Kenya has finally given Africa a reason to celebrate after it successfully completed building its first satellite. The satellite is set to be launched in a few months time from the ISS (International Space Station.

Kenya collaborated with Japan to develop this satellite. This has ranked Kenya among the select club of African countries. The most amazing thing is that Kenya’s first satellite was developed by a group of students from the University of Nairobi in collaboration with the Sapienza University of Rome.

The satellite that has become Kenya’s pride was named 1KUNS-PF. Just as we had mentioned before, every satellite is built with a particular purpose and so is the case with 1KUNS-PF. This was built to monitor farming trends as well as offering information on coastal progression. This has brought a lot of improvement in soil management and farming practices of Kenyan farmers.

The nature of 1KUNS-PF

1KUNS-PF is in essence a CubeSat (10 by 10*10 cm cube). However, according to Kenyan officials, this is just the beginning. Their goal is to build bigger morning satellites and they believe they will do this in the near future. In modern life, the use of miniaturized satellites in commercial missions is on the increase. They have been tasked to perform more complicated tasks which in the past were only performed by larger satellites.

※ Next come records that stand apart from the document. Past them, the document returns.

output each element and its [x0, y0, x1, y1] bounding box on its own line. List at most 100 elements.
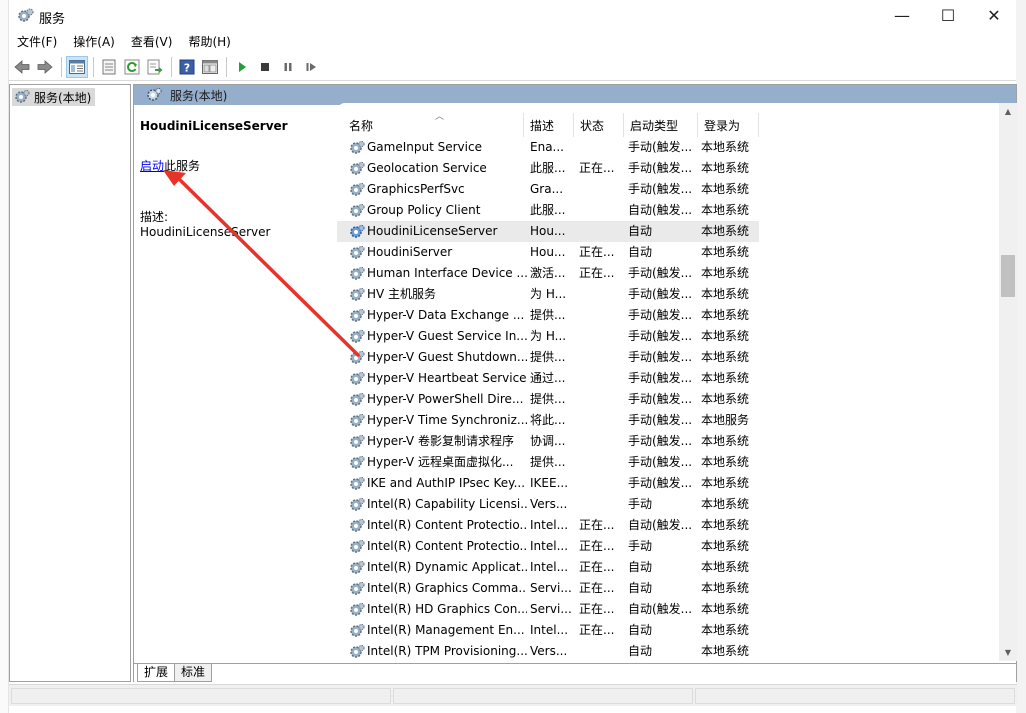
tab-standard[interactable]: 标准 — [174, 664, 213, 682]
service-detail-panel: HoudiniLicenseServer 启动此服务 描述: HoudiniLi… — [140, 119, 330, 239]
service-startup-type-cell: 手动(触发... — [628, 308, 693, 322]
tree-item-services-local[interactable]: 服务(本地) — [12, 88, 96, 106]
tab-extended[interactable]: 扩展 — [137, 664, 176, 682]
service-logon-cell: 本地系统 — [701, 203, 750, 217]
toolbar-separator — [93, 57, 94, 77]
toolbar: ? — [9, 54, 1016, 81]
service-status-cell — [579, 137, 625, 158]
service-row[interactable]: Human Interface Device ... 激活... 正在... 手动(触… — [337, 263, 759, 284]
service-logon-cell: 本地系统 — [701, 245, 750, 259]
minimize-button[interactable]: — — [879, 0, 925, 31]
pause-service-icon[interactable] — [277, 56, 299, 78]
service-name-cell: HV 主机服务 — [367, 287, 437, 301]
column-header-startup-type[interactable]: 启动类型 — [624, 113, 698, 137]
service-row[interactable]: Intel(R) Dynamic Applicat... Intel... 正在..… — [337, 557, 759, 578]
service-name-cell: Intel(R) Dynamic Applicat... — [367, 560, 527, 574]
service-row[interactable]: Hyper-V Time Synchroniz... 将此... 手动(触发... 本… — [337, 410, 759, 431]
service-row[interactable]: Intel(R) TPM Provisioning... Vers... 自动 本地系… — [337, 641, 759, 661]
service-row[interactable]: HoudiniLicenseServer Hou... 自动 本地系统 — [337, 221, 759, 242]
service-row[interactable]: Intel(R) Capability Licensi... Vers... 手动 本… — [337, 494, 759, 515]
export-list-icon[interactable] — [144, 56, 166, 78]
menu-view[interactable]: 查看(V) — [123, 32, 181, 52]
service-rows: GameInput Service Ena... 手动(触发... 本地系统 Geolo… — [337, 137, 999, 661]
service-gear-icon — [349, 557, 367, 578]
service-logon-cell: 本地系统 — [701, 308, 750, 322]
service-status-cell — [579, 452, 625, 473]
background-window-edge — [0, 0, 9, 713]
service-startup-type-cell: 手动(触发... — [628, 266, 693, 280]
show-tree-icon[interactable] — [66, 56, 88, 78]
service-startup-type-cell: 自动(触发... — [628, 518, 693, 532]
service-gear-icon — [349, 452, 367, 473]
service-gear-icon — [349, 368, 367, 389]
service-row[interactable]: Hyper-V Guest Service In... 为 H... 手动(触发..… — [337, 326, 759, 347]
service-row[interactable]: Intel(R) Graphics Comma... Servi... 正在... 自… — [337, 578, 759, 599]
scroll-thumb[interactable] — [1001, 255, 1015, 297]
service-startup-type-cell: 自动 — [628, 224, 653, 238]
restart-service-icon[interactable] — [300, 56, 322, 78]
console-icon[interactable] — [199, 56, 221, 78]
service-description-cell: Intel... — [530, 539, 569, 553]
menu-file[interactable]: 文件(F) — [9, 32, 65, 52]
stop-service-icon[interactable] — [254, 56, 276, 78]
service-logon-cell: 本地系统 — [701, 644, 750, 658]
scroll-down-arrow-icon[interactable]: ▼ — [999, 644, 1017, 661]
service-row[interactable]: IKE and AuthIP IPsec Key... IKEE... 手动(触发.… — [337, 473, 759, 494]
service-row[interactable]: Hyper-V 远程桌面虚拟化... 提供... 手动(触发... 本地系统 — [337, 452, 759, 473]
service-row[interactable]: Intel(R) Content Protectio... Intel... 正在.… — [337, 536, 759, 557]
help-icon[interactable]: ? — [176, 56, 198, 78]
service-name-cell: Hyper-V 卷影复制请求程序 — [367, 434, 514, 448]
start-service-link[interactable]: 启动 — [140, 159, 164, 173]
service-gear-icon — [349, 200, 367, 221]
service-description-cell: Servi... — [530, 581, 572, 595]
toolbar-separator — [226, 57, 227, 77]
service-row[interactable]: Group Policy Client 此服... 自动(触发... 本地系统 — [337, 200, 759, 221]
start-service-suffix: 此服务 — [164, 159, 201, 173]
service-row[interactable]: Intel(R) Management En... Intel... 正在... 自动… — [337, 620, 759, 641]
forward-arrow-icon[interactable] — [34, 56, 56, 78]
close-button[interactable]: ✕ — [971, 0, 1017, 31]
service-row[interactable]: Intel(R) Content Protectio... Intel... 正在.… — [337, 515, 759, 536]
service-row[interactable]: Hyper-V PowerShell Dire... 提供... 手动(触发... 本… — [337, 389, 759, 410]
service-row[interactable]: Hyper-V Guest Shutdown... 提供... 手动(触发... 本地… — [337, 347, 759, 368]
back-arrow-icon[interactable] — [11, 56, 33, 78]
service-row[interactable]: HV 主机服务 为 H... 手动(触发... 本地系统 — [337, 284, 759, 305]
service-row[interactable]: GameInput Service Ena... 手动(触发... 本地系统 — [337, 137, 759, 158]
start-service-icon[interactable] — [231, 56, 253, 78]
scroll-up-arrow-icon[interactable]: ▲ — [999, 103, 1017, 120]
service-row[interactable]: Hyper-V 卷影复制请求程序 协调... 手动(触发... 本地系统 — [337, 431, 759, 452]
service-row[interactable]: Geolocation Service 此服... 正在... 手动(触发... 本地系… — [337, 158, 759, 179]
status-segment — [11, 688, 391, 704]
service-gear-icon — [349, 410, 367, 431]
service-logon-cell: 本地系统 — [701, 392, 750, 406]
refresh-icon[interactable] — [121, 56, 143, 78]
menu-help[interactable]: 帮助(H) — [180, 32, 238, 52]
service-name-cell: HoudiniServer — [367, 245, 453, 259]
service-status-cell — [579, 179, 625, 200]
maximize-button[interactable]: ☐ — [925, 0, 971, 31]
properties-icon[interactable] — [98, 56, 120, 78]
service-row[interactable]: GraphicsPerfSvc Gra... 手动(触发... 本地系统 — [337, 179, 759, 200]
vertical-scrollbar[interactable]: ▲ ▼ — [999, 103, 1017, 661]
tree-item-label: 服务(本地) — [34, 90, 92, 105]
title-bar[interactable]: 服务 — ☐ ✕ — [9, 0, 1016, 32]
status-segment — [695, 688, 1015, 704]
service-description-cell: Servi... — [530, 602, 572, 616]
service-name-cell: Hyper-V PowerShell Dire... — [367, 392, 524, 406]
service-gear-icon — [349, 284, 367, 305]
service-description-cell: 通过... — [530, 371, 566, 385]
column-header-status[interactable]: 状态 — [574, 113, 624, 137]
menu-action[interactable]: 操作(A) — [65, 32, 123, 52]
column-header-logon-as[interactable]: 登录为 — [698, 113, 759, 137]
service-logon-cell: 本地系统 — [701, 497, 750, 511]
service-row[interactable]: Hyper-V Heartbeat Service 通过... 手动(触发... 本地… — [337, 368, 759, 389]
service-name-cell: Intel(R) HD Graphics Con... — [367, 602, 527, 616]
service-logon-cell: 本地系统 — [701, 371, 750, 385]
column-header-name[interactable]: 名称 — [343, 113, 524, 137]
column-header-description[interactable]: 描述 — [524, 113, 574, 137]
service-row[interactable]: Intel(R) HD Graphics Con... Servi... 正在...… — [337, 599, 759, 620]
service-row[interactable]: HoudiniServer Hou... 正在... 自动 本地系统 — [337, 242, 759, 263]
service-row[interactable]: Hyper-V Data Exchange ... 提供... 手动(触发... 本地… — [337, 305, 759, 326]
service-status-cell — [579, 221, 625, 242]
service-status-cell — [579, 305, 625, 326]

The Kenyan project of building their first satellite was undertaken in collaboration a Japanese Space Agency (JAXA). This Japanese agency also contributed much of the money needed to bring this project to completion. The cost of this whole project amounted to $1.2 million which is approximately 120 million Kenyan shillings.

This entire project was under the supervision of Nairobi University engineer known as Dr. Jackson Mwangi. Dr. Mwangi has confirmed that the satellite has already been handed over to JAXA. On the other hand, JAXA has assured them of their commitment in making the deployment of 1KUNS-PF a success.

JAXA says they understand how important 1KUNS-PF is being the first satellite in the Republic of Kenya and East Africa as a whole. The satellite is set to be flown to ISS in the month of March and from there, its launching into orbit on the ISS will be done through the robotic arm of Japanese.

The successful launch of this satellite will be a great achievement for Kenya since only five African countries have been able to launch satellites into space. These countries include: Egypt, Nigeria, South Africa, Ghana and Algeria.